36 nodes, depth 6. Unpruned, perfectly fits training data.
C4.5

35 nodes, depth 7. Slightly more compact despite greater depth, thanks to pruning.
XGBoost Ensemble

100 sequential trees. Each corrects residual errors from the ensemble.
What I Learned
Dataset size is everything. On small clean datasets (under 1K rows), all four algorithms perform similarly. On large real-world datasets, gradient boosting wins by 20-70%.
C4.5’s improvements are real but modest. Pruning and gain ratio make a measurable difference in generalization but not a dramatic one. The jump from tree-based methods to ensemble methods is where performance really changes.
Implementing from scratch is worth it. Reading Quinlan’s 1986 paper and then implementing ID3 line-by-line gave me an intuition for how tree splits work that I could not have gotten from calling sklearn.tree.DecisionTreeClassifier.

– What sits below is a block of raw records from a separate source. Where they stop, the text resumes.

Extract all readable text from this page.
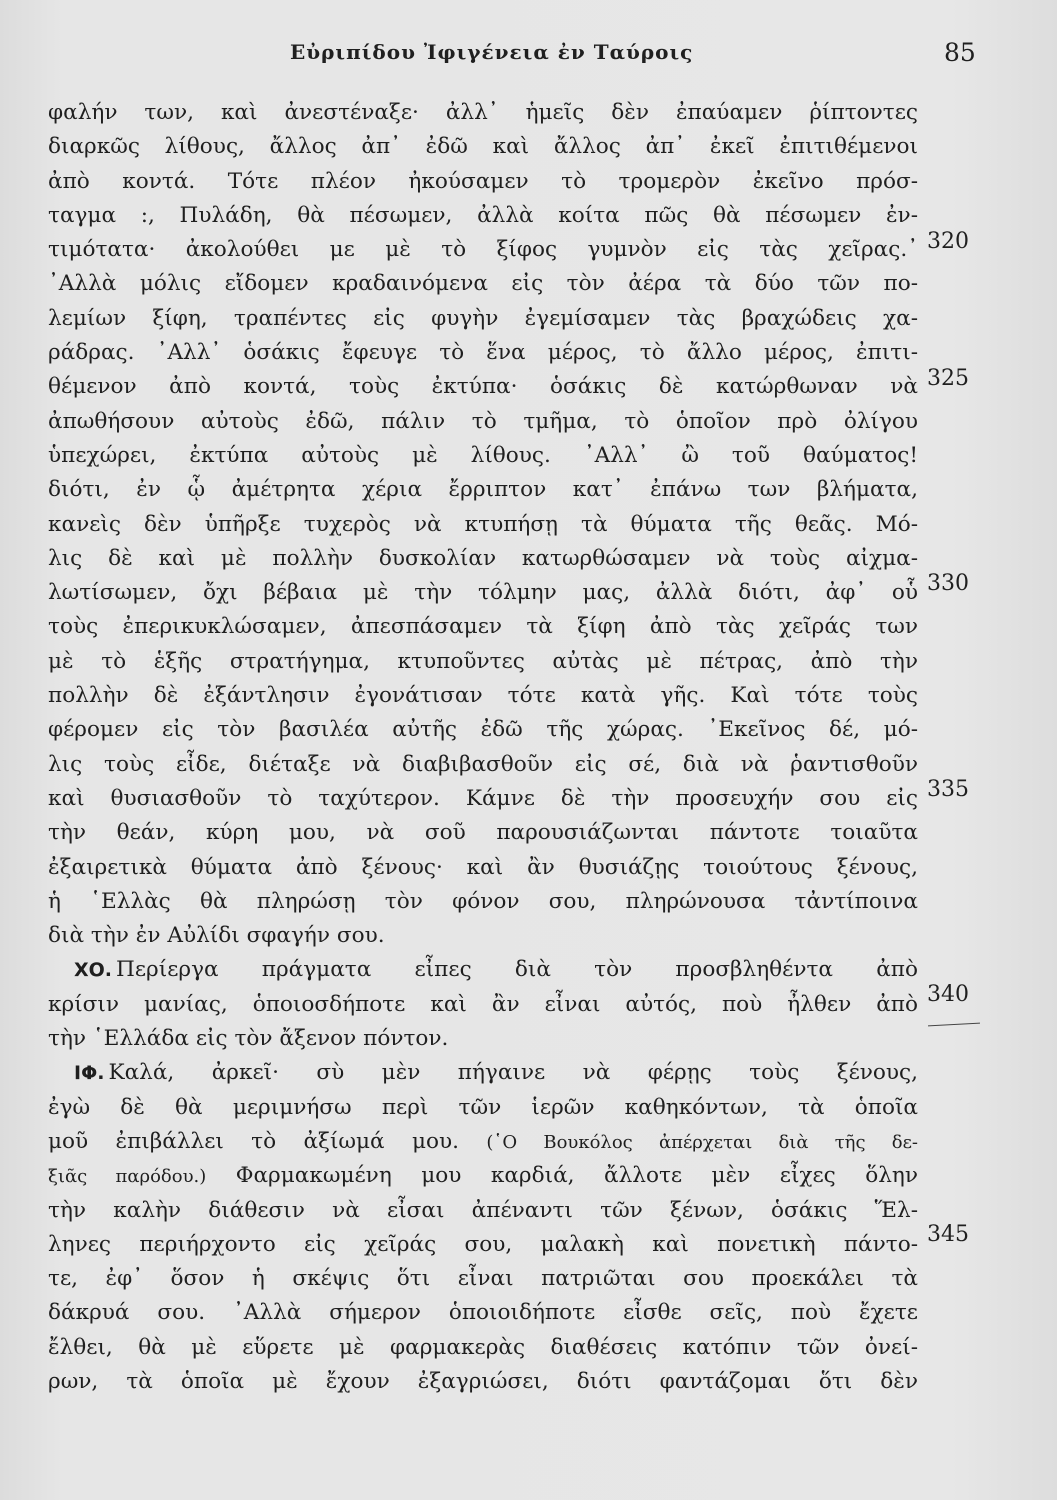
Εὐριπίδου Ἰφιγένεια ἐν Ταύροις	85
φαλήν των, καὶ ἀνεστέναξε· ἀλλ᾽ ἡμεῖς δὲν ἐπαύαμεν ῥίπτοντες
διαρκῶς λίθους, ἄλλος ἀπ᾽ ἐδῶ καὶ ἄλλος ἀπ᾽ ἐκεῖ ἐπιτιθέμενοι
ἀπὸ κοντά. Τότε πλέον ἠκούσαμεν τὸ τρομερὸν ἐκεῖνο πρόσ-
ταγμα :, Πυλάδη, θὰ πέσωμεν, ἀλλὰ κοίτα πῶς θὰ πέσωμεν ἐν-
τιμότατα· ἀκολούθει με μὲ τὸ ξίφος γυμνὸν εἰς τὰς χεῖρας.᾿
᾿Αλλὰ μόλις εἴδομεν κραδαινόμενα εἰς τὸν ἀέρα τὰ δύο τῶν πο-
λεμίων ξίφη, τραπέντες εἰς φυγὴν ἐγεμίσαμεν τὰς βραχώδεις χα-
ράδρας. ᾿Αλλ᾽ ὁσάκις ἔφευγε τὸ ἕνα μέρος, τὸ ἄλλο μέρος, ἐπιτι-
θέμενον ἀπὸ κοντά, τοὺς ἐκτύπα· ὁσάκις δὲ κατώρθωναν νὰ
ἀπωθήσουν αὐτοὺς ἐδῶ, πάλιν τὸ τμῆμα, τὸ ὁποῖον πρὸ ὀλίγου
ὑπεχώρει, ἐκτύπα αὐτοὺς μὲ λίθους. ᾿Αλλ᾽ ὢ τοῦ θαύματος!
διότι, ἐν ᾧ ἀμέτρητα χέρια ἔρριπτον κατ᾽ ἐπάνω των βλήματα,
κανεὶς δὲν ὑπῆρξε τυχερὸς νὰ κτυπήσῃ τὰ θύματα τῆς θεᾶς. Μό-
λις δὲ καὶ μὲ πολλὴν δυσκολίαν κατωρθώσαμεν νὰ τοὺς αἰχμα-
λωτίσωμεν, ὄχι βέβαια μὲ τὴν τόλμην μας, ἀλλὰ διότι, ἀφ᾽ οὗ
τοὺς ἐπερικυκλώσαμεν, ἀπεσπάσαμεν τὰ ξίφη ἀπὸ τὰς χεῖράς των
μὲ τὸ ἑξῆς στρατήγημα, κτυποῦντες αὐτὰς μὲ πέτρας, ἀπὸ τὴν
πολλὴν δὲ ἐξάντλησιν ἐγονάτισαν τότε κατὰ γῆς. Καὶ τότε τοὺς
φέρομεν εἰς τὸν βασιλέα αὐτῆς ἐδῶ τῆς χώρας. ᾿Εκεῖνος δέ, μό-
λις τοὺς εἶδε, διέταξε νὰ διαβιβασθοῦν εἰς σέ, διὰ νὰ ῥαντισθοῦν
καὶ θυσιασθοῦν τὸ ταχύτερον. Κάμνε δὲ τὴν προσευχήν σου εἰς
τὴν θεάν, κύρη μου, νὰ σοῦ παρουσιάζωνται πάντοτε τοιαῦτα
ἐξαιρετικὰ θύματα ἀπὸ ξένους· καὶ ἂν θυσιάζῃς τοιούτους ξένους,
ἡ ῾Ελλὰς θὰ πληρώσῃ τὸν φόνον σου, πληρώνουσα τἀντίποινα
διὰ τὴν ἐν Αὐλίδι σφαγήν σου.
ΧΟ. Περίεργα πράγματα εἶπες διὰ τὸν προσβληθέντα ἀπὸ
κρίσιν μανίας, ὁποιοσδήποτε καὶ ἂν εἶναι αὐτός, ποὺ ἦλθεν ἀπὸ
τὴν ῾Ελλάδα εἰς τὸν ἄξενον πόντον.
ΙΦ. Καλά, ἀρκεῖ· σὺ μὲν πήγαινε νὰ φέρῃς τοὺς ξένους,
ἐγὼ δὲ θὰ μεριμνήσω περὶ τῶν ἱερῶν καθηκόντων, τὰ ὁποῖα
μοῦ ἐπιβάλλει τὸ ἀξίωμά μου. (῾Ο Βουκόλος ἀπέρχεται διὰ τῆς δε-
ξιᾶς παρόδου.) Φαρμακωμένη μου καρδιά, ἄλλοτε μὲν εἶχες ὅλην
τὴν καλὴν διάθεσιν νὰ εἶσαι ἀπέναντι τῶν ξένων, ὁσάκις Ἕλ-
ληνες περιήρχοντο εἰς χεῖράς σου, μαλακὴ καὶ πονετικὴ πάντο-
τε, ἐφ᾽ ὅσον ἡ σκέψις ὅτι εἶναι πατριῶται σου προεκάλει τὰ
δάκρυά σου. ᾿Αλλὰ σήμερον ὁποιοιδήποτε εἶσθε σεῖς, ποὺ ἔχετε
ἔλθει, θὰ μὲ εὕρετε μὲ φαρμακερὰς διαθέσεις κατόπιν τῶν ὀνεί-
ρων, τὰ ὁποῖα μὲ ἔχουν ἐξαγριώσει, διότι φαντάζομαι ὅτι δὲν
320
325
330
335
340
345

XGBoost is still relevant in 2026. Despite deep learning dominating vision and language tasks, XGBoost and LightGBM remain the go-to for structured tabular data in production. The companies using them — Uber, Airbnb, Netflix, Microsoft — are not being lazy. They are using the right tool for the problem.
Running the Code
git clone https://github.com/snijsure/id3-decision-tree
cd id3-decision-tree
# Full 40-year evolution comparison
./run_experiment.sh evolution
# Modern comparison (all 4 algorithms)
./run_experiment.sh modern
# Large dataset tests
./run_experiment.sh large_dataset
This was the ML foundation that eventually led me to build PermitIQ — a RAG system on 60+ cities of municipal code data. Different problem space, but the same instinct: learn by building something real.